Knowing that the CDF is an integral, we can understand the PDF as the derivative of the CDF. (The derivative of an integral of a function is just the function itself). In other words, a probability density is the rate of change in cumulative probability at \(x\). The PDF is the “slope” of the CDF at \(x\). This means that if the cumulative probability is increasing rapidly, the density can easily exceed 1. But if we calculate the area under the density function, it will never exceed 1.

For example, compare the PDF and CDF of the exponential distribution. While the CDF eventually converges to 1, the density easily exceeds 1 at some points.

CDF:

Code
ggplot() + 
  xlim(0, 5) + 
  geom_function(fun = function(x) pexp(x, rate = 3)) + 
  labs(y = "cumulative probability", x = "x")

PDF:

Code
ggplot() + 
  xlim(0, 5) + 
  geom_function(fun = function(x) dexp(x, rate = 3)) +
  labs(y = "density", x = "x")

More examples:

Code
draws <- rnorm(1e4, mean = 2, sd = 5)

What is the probability that \(x = 7\)?

Code
mean(draws == 7)  ## approx
[1] 0

What is the probability that \(3 < x < 7\)?

Code
integrate(dnorm, mean = 2, sd = 5, lower = 3, upper = 7)
0.262085 with absolute error < 2.9e-15
Code
mean(3 < draws & draws < 7)
[1] 0.2657

What is the probability that \(x \leq 8\)?

Code
mean(draws <= 8)  ## approx
[1] 0.8861
Code
pnorm(8, mean = 2, sd = 5)
[1] 0.8849303

What is the probability that \(x\) is NOT between \(-2\) and \(2\)?

Code
1 - integrate(dnorm, mean = 2, sd = 5, lower = -2, upper = 2)$value
[1] 0.7118554
Code
mean(draws < -2 | draws > 2)  ## approx
[1] 0.7112

quantile functions

The inverse of a CDF is called a quantile function (\(Q = F^{-1}\)).
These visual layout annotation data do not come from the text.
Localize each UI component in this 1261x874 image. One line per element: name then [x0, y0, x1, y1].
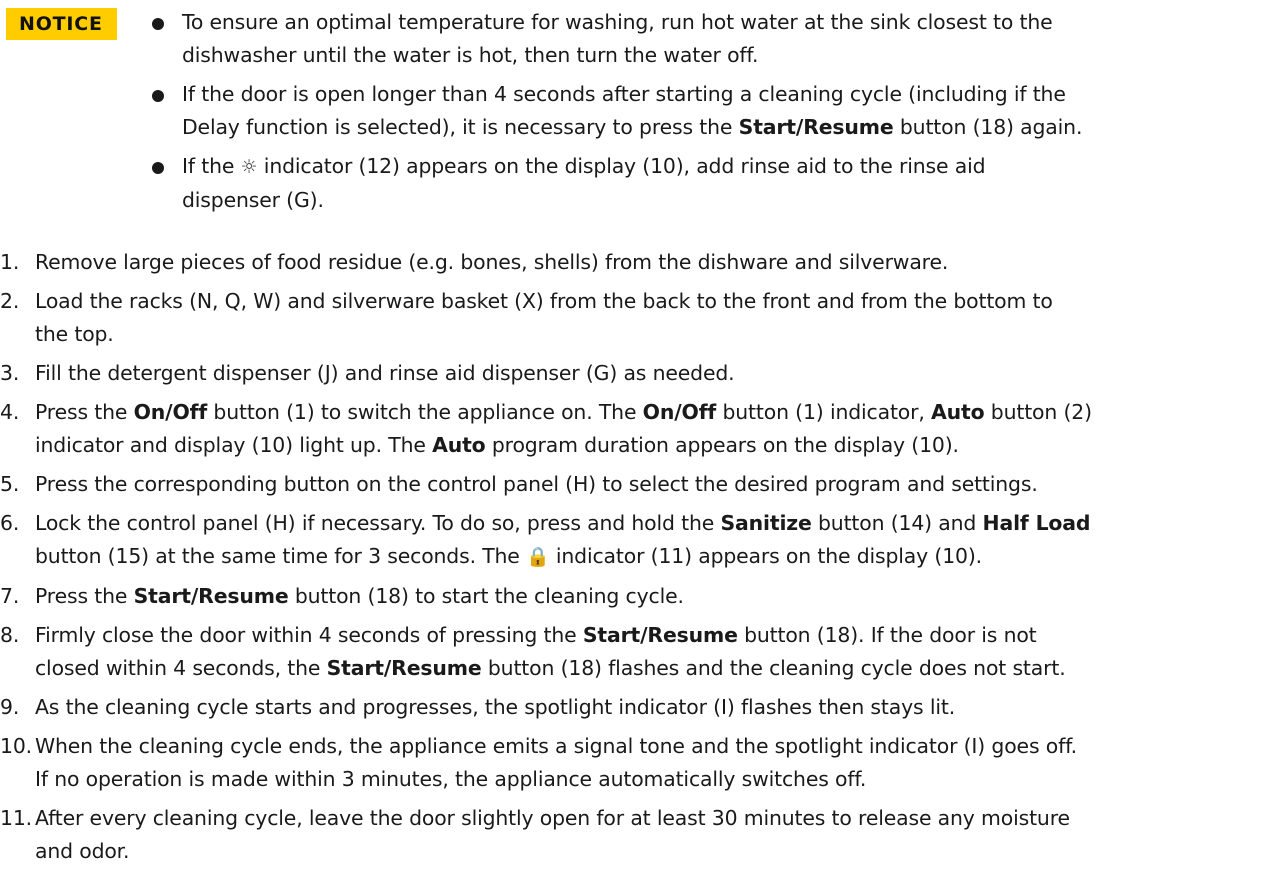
step-item: 3. Fill the detergent dispenser (J) and …: [0, 357, 1261, 390]
rinse-aid-indicator-icon: ☼: [240, 156, 258, 178]
step-item: 5. Press the corresponding button on the…: [0, 468, 1261, 501]
notice-item: If the door is open longer than 4 second…: [148, 78, 1256, 144]
step-text: Press the On/Off button (1) to switch th…: [35, 400, 1092, 457]
step-number: 3.: [0, 361, 20, 385]
lock-icon: 🔒: [526, 546, 550, 568]
step-item: 11. After every cleaning cycle, leave th…: [0, 802, 1261, 868]
step-number: 11.: [0, 806, 32, 830]
step-item: 8. Firmly close the door within 4 second…: [0, 619, 1261, 685]
step-number: 1.: [0, 250, 20, 274]
step-text: Press the corresponding button on the co…: [35, 472, 1038, 496]
step-item: 6. Lock the control panel (H) if necessa…: [0, 507, 1261, 574]
step-number: 7.: [0, 584, 20, 608]
step-item: 4. Press the On/Off button (1) to switch…: [0, 396, 1261, 462]
step-item: 2. Load the racks (N, Q, W) and silverwa…: [0, 285, 1261, 351]
step-number: 2.: [0, 289, 20, 313]
notice-badge: NOTICE: [6, 8, 117, 40]
bullet-icon: [152, 162, 164, 174]
notice-item: If the ☼ indicator (12) appears on the d…: [148, 150, 1256, 217]
step-text: Remove large pieces of food residue (e.g…: [35, 250, 949, 274]
step-item: 1. Remove large pieces of food residue (…: [0, 246, 1261, 279]
bullet-icon: [152, 90, 164, 102]
step-number: 5.: [0, 472, 20, 496]
step-text: Load the racks (N, Q, W) and silverware …: [35, 289, 1053, 346]
step-number: 6.: [0, 511, 20, 535]
step-number: 10.: [0, 734, 32, 758]
step-text: After every cleaning cycle, leave the do…: [35, 806, 1070, 863]
notice-list: To ensure an optimal temperature for was…: [148, 6, 1256, 223]
notice-item-text: To ensure an optimal temperature for was…: [182, 10, 1053, 67]
step-item: 7. Press the Start/Resume button (18) to…: [0, 580, 1261, 613]
step-text: Firmly close the door within 4 seconds o…: [35, 623, 1066, 680]
notice-item-text: If the door is open longer than 4 second…: [182, 82, 1083, 139]
steps-list: 1. Remove large pieces of food residue (…: [0, 246, 1261, 874]
step-text: Fill the detergent dispenser (J) and rin…: [35, 361, 735, 385]
step-text: As the cleaning cycle starts and progres…: [35, 695, 956, 719]
step-text: Lock the control panel (H) if necessary.…: [35, 511, 1091, 568]
step-item: 10. When the cleaning cycle ends, the ap…: [0, 730, 1261, 796]
notice-item-text: If the ☼ indicator (12) appears on the d…: [182, 154, 986, 212]
step-text: When the cleaning cycle ends, the applia…: [35, 734, 1077, 791]
instruction-page: NOTICE To ensure an optimal temperature …: [0, 0, 1261, 863]
step-text: Press the Start/Resume button (18) to st…: [35, 584, 684, 608]
step-number: 4.: [0, 400, 20, 424]
step-number: 8.: [0, 623, 20, 647]
notice-item: To ensure an optimal temperature for was…: [148, 6, 1256, 72]
step-number: 9.: [0, 695, 20, 719]
bullet-icon: [152, 18, 164, 30]
step-item: 9. As the cleaning cycle starts and prog…: [0, 691, 1261, 724]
This is where we get stuff like the median:

\[ \underbrace{Q(0.5)}_\text{median} = x \iff \Pr(X \leq x) = 0.5 \]

Median example with the exponential distribution:

Code
qexp(p = 0.5, rate = 3)         ## finding the median
[1] 0.2310491
Code
pexp(q = 0.2310491, rate = 3)   ## verifying the median
[1] 0.5000001
Code
draws <- rexp(1e5, rate = 3)    ## finding the median using random draws
quantile(draws, 0.5)            ## approx
      50% 
0.2317321 

References

McElreath, Richard. 2020. Statistical Rethinking: A Bayesian Course with Examples in r and Stan. CRC press.